ABC News has asked a federal court to throw out claims that it defamed Beef Products Inc. through a series of news reports about the processor’s lean finely textured beef products – dubbed “pink slime” by critics.

Reuters reports that in court papers, lawyers for the U.S. network said a September lawsuit by BPI seeks to inhibit free speech. They said the lawsuit poses a challenge to the right of a news organization "to explore matters of obvious public interest -- what is in the food we eat and how that food is labeled."

BPI is seeking $400 million in compensatory damages for lost profit it says was caused by the network’s reports. The damages potentially could be tripled under a South Dakota law on disparagement of agricultural products. The company also is seeking punitive damages.

After a consumer outcry over the fact that LFTB was in ground beef sold to the Federal School Lunch Program, ABC ran numerous reports on the product, calling out retailers that carried the product and referring repeatedly to the product as pink slime, a term coined by a former USDA microbiologist (who is also named in the lawsuit).

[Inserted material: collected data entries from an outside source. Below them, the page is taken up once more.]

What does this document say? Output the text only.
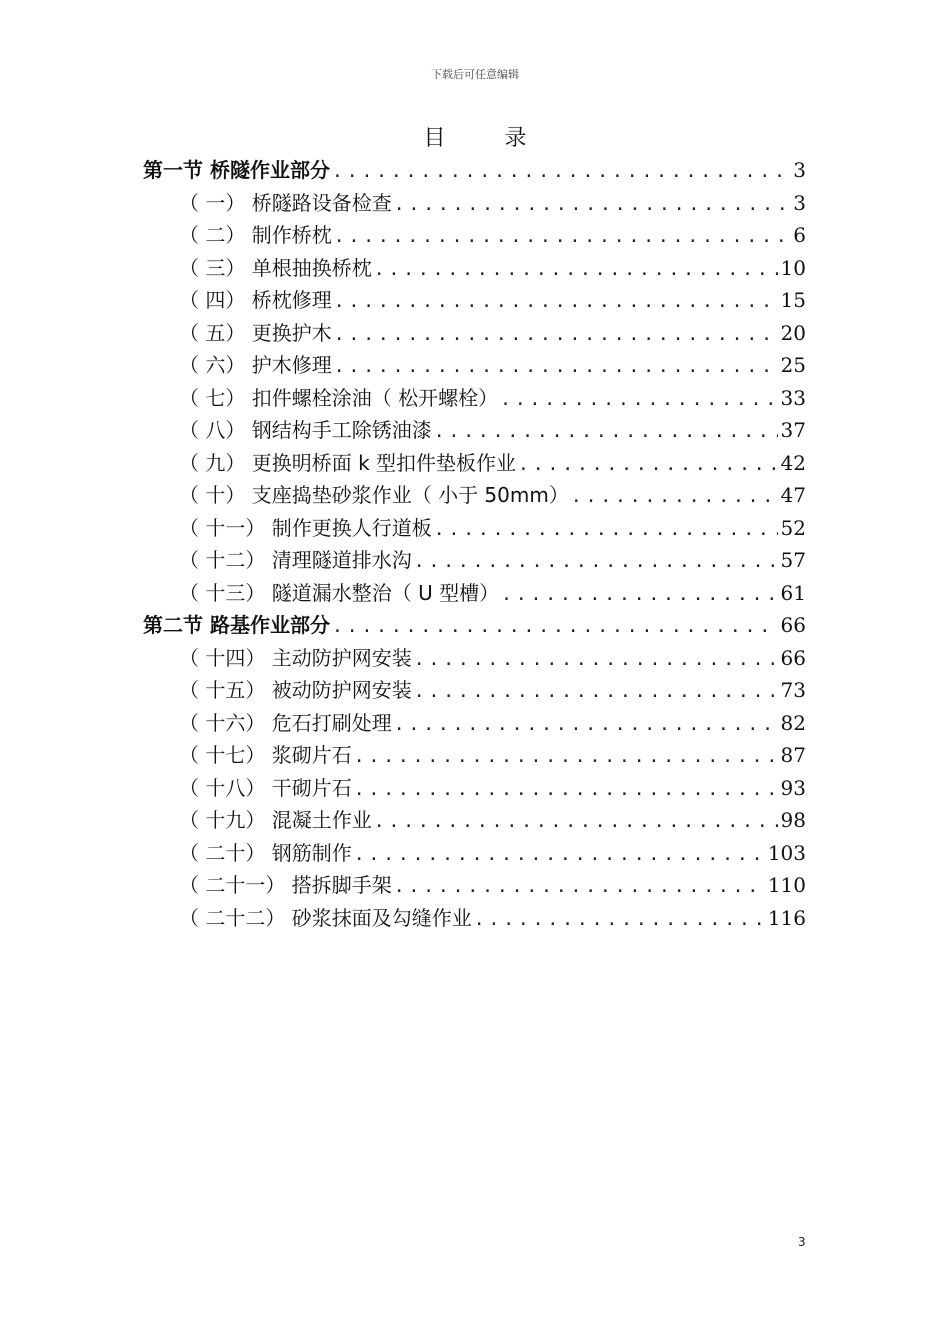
下载后可任意编辑
目 录
第一节 桥隧作业部分 .....	3
（ 一） 桥隧路设备检查 .....	3
（ 二） 制作桥枕 .....	6
（ 三） 单根抽换桥枕 .....	10
（ 四） 桥枕修理 .....	15
（ 五） 更换护木 .....	20
（ 六） 护木修理 .....	25
（ 七） 扣件螺栓涂油（ 松开螺栓） .....	33
（ 八） 钢结构手工除锈油漆 .....	37
（ 九） 更换明桥面 k 型扣件垫板作业 .....	42
（ 十） 支座捣垫砂浆作业（ 小于 50mm） .....	47
（ 十一） 制作更换人行道板 .....	52
（ 十二） 清理隧道排水沟 .....	57
（ 十三） 隧道漏水整治（ U 型槽） .....	61
第二节 路基作业部分 .....	66
（ 十四） 主动防护网安装 .....	66
（ 十五） 被动防护网安装 .....	73
（ 十六） 危石打刷处理 .....	82
（ 十七） 浆砌片石 .....	87
（ 十八） 干砌片石 .....	93
（ 十九） 混凝土作业 .....	98
（ 二十） 钢筋制作 .....	103
（ 二十一） 搭拆脚手架 .....	110
（ 二十二） 砂浆抹面及勾缝作业 .....	116
3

ABC defended its use of that term in its reports.

"Pink slime is exactly the sort of 'loose, figurative, or hyperbolic language' that courts recognize demands protection under the First Amendment," the network's lawyers, from law firm Williams & Connolly, wrote in the court filing.

ABC, a unit of Walt Disney Co, filed its motion to dismiss in federal court in South Dakota.

A lawyer for BPI, Erik Connolly of the law firm Winston & Strawn, said the plaintiffs would oppose the dismissal motion.

"We believe the complaint sets forth valid claims," he said in an email.

The case is Beef Products Inc et al v. American Broadcasting Cos et al, U.S. District Court, District of South Dakota, No. 12-4183.